The mail was light this week, probably because all of trade publishing was obsessing about, preparing for, and traveling to BEA out in Los Angeles. (Except me -- that's the benefit of marketing a line of professional books; my bookbuyers aren't going to be concentrated at book-industry gatherings.)
Here's what did come in, all from the good folks at Random House:
Tigerheart by Peter David, a new retelling of the story of Peter Pan by a guy who's written a lot of stuff. I haven't been thrilled by recent reinterpretations of Barrie's creation -- the Dave Barry/Ridley Pearson books in particular seem to have completely lost sight of everything that made Peter Pan a specific character -- so I expect I'll have to read this to see if I can approve of it or not. Well, it looks like it's not all too long, and David is usually very readable -- though sometimes that shades over into glib and superficial. (We'll see.) Ballantine will publish Tigerheart on June 17.
The Essential Batman Encyclopedia is a new reference book by Robert Greenberger, a very nice guy who worked for me on a freelance basis for about ten seconds many years ago (before I really met him, I think). There may be two or three people in the world slightly more qualified to write this book than him, but Bob Kane is already dead. Given comics fans' mania for minutiae, I expect this will be a popular book, useful for solving arguments, or starting them. It's a Del Rey book, coming as a gigantic oversized paperback on June 20th.
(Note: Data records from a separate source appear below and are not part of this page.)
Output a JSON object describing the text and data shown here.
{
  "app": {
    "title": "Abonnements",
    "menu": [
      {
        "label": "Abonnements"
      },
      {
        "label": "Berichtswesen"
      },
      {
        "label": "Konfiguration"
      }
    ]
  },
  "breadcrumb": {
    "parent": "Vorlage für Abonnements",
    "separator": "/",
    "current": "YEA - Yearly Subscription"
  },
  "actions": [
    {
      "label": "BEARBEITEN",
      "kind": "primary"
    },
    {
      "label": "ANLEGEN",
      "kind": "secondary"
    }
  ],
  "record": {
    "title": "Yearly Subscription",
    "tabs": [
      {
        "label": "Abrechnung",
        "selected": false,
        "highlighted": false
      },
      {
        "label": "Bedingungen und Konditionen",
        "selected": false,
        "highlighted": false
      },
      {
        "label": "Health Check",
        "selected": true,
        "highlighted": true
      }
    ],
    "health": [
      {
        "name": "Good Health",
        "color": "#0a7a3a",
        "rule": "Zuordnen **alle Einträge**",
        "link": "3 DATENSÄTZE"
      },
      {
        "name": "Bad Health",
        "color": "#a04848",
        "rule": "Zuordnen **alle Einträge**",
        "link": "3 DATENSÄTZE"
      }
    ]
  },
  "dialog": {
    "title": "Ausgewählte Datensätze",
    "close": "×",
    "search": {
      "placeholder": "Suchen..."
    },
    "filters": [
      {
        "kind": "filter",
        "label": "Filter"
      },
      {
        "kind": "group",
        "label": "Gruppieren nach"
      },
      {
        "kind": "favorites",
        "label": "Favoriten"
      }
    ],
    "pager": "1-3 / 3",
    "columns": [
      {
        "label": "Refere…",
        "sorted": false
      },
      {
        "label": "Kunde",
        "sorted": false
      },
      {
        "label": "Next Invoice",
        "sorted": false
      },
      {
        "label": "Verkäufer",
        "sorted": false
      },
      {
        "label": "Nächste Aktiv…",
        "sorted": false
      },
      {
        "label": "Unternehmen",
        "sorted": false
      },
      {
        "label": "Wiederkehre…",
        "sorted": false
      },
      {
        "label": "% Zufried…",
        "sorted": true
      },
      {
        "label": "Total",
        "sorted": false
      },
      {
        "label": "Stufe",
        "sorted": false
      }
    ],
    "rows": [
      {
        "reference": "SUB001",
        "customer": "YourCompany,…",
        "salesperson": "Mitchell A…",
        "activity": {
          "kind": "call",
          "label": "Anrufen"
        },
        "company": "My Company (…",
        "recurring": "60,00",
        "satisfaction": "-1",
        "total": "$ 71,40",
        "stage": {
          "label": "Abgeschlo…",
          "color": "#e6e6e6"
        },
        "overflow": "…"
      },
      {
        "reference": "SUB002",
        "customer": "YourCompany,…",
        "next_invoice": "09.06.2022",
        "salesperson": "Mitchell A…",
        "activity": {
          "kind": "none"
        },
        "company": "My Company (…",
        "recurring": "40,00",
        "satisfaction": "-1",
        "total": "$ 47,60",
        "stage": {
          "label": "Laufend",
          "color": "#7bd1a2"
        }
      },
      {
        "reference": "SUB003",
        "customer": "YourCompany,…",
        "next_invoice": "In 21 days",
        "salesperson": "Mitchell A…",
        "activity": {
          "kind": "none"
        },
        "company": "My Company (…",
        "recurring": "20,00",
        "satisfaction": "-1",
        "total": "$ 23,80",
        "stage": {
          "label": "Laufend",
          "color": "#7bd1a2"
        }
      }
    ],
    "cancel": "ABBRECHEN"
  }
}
Out of Picture Volume 2: Art from the Outside Looking In has no credited editor; it says it's by the "Out of Picture Artists," which is like measuring a piece of string by saying it's just as long as itself. It's the "sequel" to last year's Out of Picture, and, like the first book, it collects short comics stories by animators, storyboard artists, and other artsy people who are now or were once associated with Blue Sky Studios (home of the Ice Age movies, among other things). It will be published on June 3rd.
Since that list is so short, here's what I grabbed on my most recent trip to the comics shop:
Princess At Midnight is a very short book by Andi Watson, which I'd entirely missed before. (I don't remember it at all, though I suppose I must have seen it in Previews at some point.) It's from Image, copyright 2008, and is about a schoolgirl who's a princess by night, battling the Horrible Horde. It's clearly meant for much younger people than myself (and probably those with a somewhat different anatomical configuration), but Andi Watson's work is always fun.
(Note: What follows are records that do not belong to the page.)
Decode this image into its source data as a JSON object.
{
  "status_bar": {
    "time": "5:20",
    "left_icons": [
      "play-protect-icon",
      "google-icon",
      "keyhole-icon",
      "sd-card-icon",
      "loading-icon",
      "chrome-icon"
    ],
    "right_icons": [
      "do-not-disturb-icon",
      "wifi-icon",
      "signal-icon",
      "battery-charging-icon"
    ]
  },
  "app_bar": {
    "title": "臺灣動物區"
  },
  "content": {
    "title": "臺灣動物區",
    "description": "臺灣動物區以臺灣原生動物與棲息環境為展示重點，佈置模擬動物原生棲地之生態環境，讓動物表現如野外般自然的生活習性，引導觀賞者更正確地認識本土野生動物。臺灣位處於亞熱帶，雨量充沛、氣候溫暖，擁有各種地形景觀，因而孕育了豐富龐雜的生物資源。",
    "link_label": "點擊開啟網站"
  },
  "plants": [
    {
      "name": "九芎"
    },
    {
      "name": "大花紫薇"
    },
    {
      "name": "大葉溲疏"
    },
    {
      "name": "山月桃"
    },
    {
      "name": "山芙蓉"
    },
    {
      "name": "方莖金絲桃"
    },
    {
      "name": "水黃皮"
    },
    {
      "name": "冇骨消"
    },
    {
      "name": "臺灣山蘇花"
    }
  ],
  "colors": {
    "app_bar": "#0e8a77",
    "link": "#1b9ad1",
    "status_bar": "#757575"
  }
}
Grendel: Devil Quest by Matt Wagner was the first of two Grendel-related books I picked up this week, both of them slim hardcovers reprinting short tales that fill in little chinks of Wagner's convoluted future history. This one is set at the very end of the Grendel timeline, about the search for the cyborg Grendel-Prime hundreds of years after War Child, and it ties into the Grendel-Prime story of Batman Grendel. (That will be enough to get all of the continuity addicts salivating.) This was published by Dark Horse in May.
And then there's Grendel: Devil Child by Diana Schutz, Tim Sale & Teddy Kristiansen, which is the second of the two Grendel small hardcovers. It's the story of Stacy Palumbo, who was Grendel's daughter and mother -- and it's full of happiness, gumdrops, and lollipops! (No, sorry -- it's a Grendel story, so everyone is miserable and evil and dies horribly in the end. I'm glad Wagner does other kinds of books; we'd all really wonder about him if his only work were the gloom of Grendel.) This one came out at the very end of April.
Hellboy Vol. 8: Darkness Calls by Mike Mignola and Duncan Fegredo was shot out into stores ahead of the movie (as was the eighth B.P.R.D. collection; the folks at Dark Horse are no fools). It's the first major Hellboy story not illustrated by creator Mignola, who probably was too busy with that aforementioned movie over the past year or two.
And I also picked up some stuff at the library this week; mostly comics-related books that I'd put on hold:
The Best of the Spirit by Will Eisner was published by DC in November of 2005. It has an introduction/appreciation by Neil Gaiman, and no sign of who actually selected these stories. (I guess Eisner himself probably had a hand in it, since he was around at the time, but saying so would have been nice.) I've only read one or two Spirit stories, so I figured it was time to dive in (and this is much easier to dive into than the giant, expensive Archive Editions).
Pyongyang: A Journey in North Korea by Guy Delisle is the story of one animator's two-month stay in the capital of North Korea, the world's most isolated country. (He was overseeing production of a French TV show there.) Drawn & Quarterly published it in September of 2005.
And last was Popeye Vol. 1: "I Yam What I Yam", the first book reprinting the E.C. Segar "Thimble Theatre" comic strip (from the story in which Popeye appeared, because even in this age of massive strip-cartoon reprinting, nobody wants to read the adventures of Castor Oyl). Fantagraphics published this in November of 2006.
1 comment:
To be honest, it matters not one whit that Bob Kane is dead, as even alive he would've gotten a ghost writer to do the work anyway, while claiming the credit.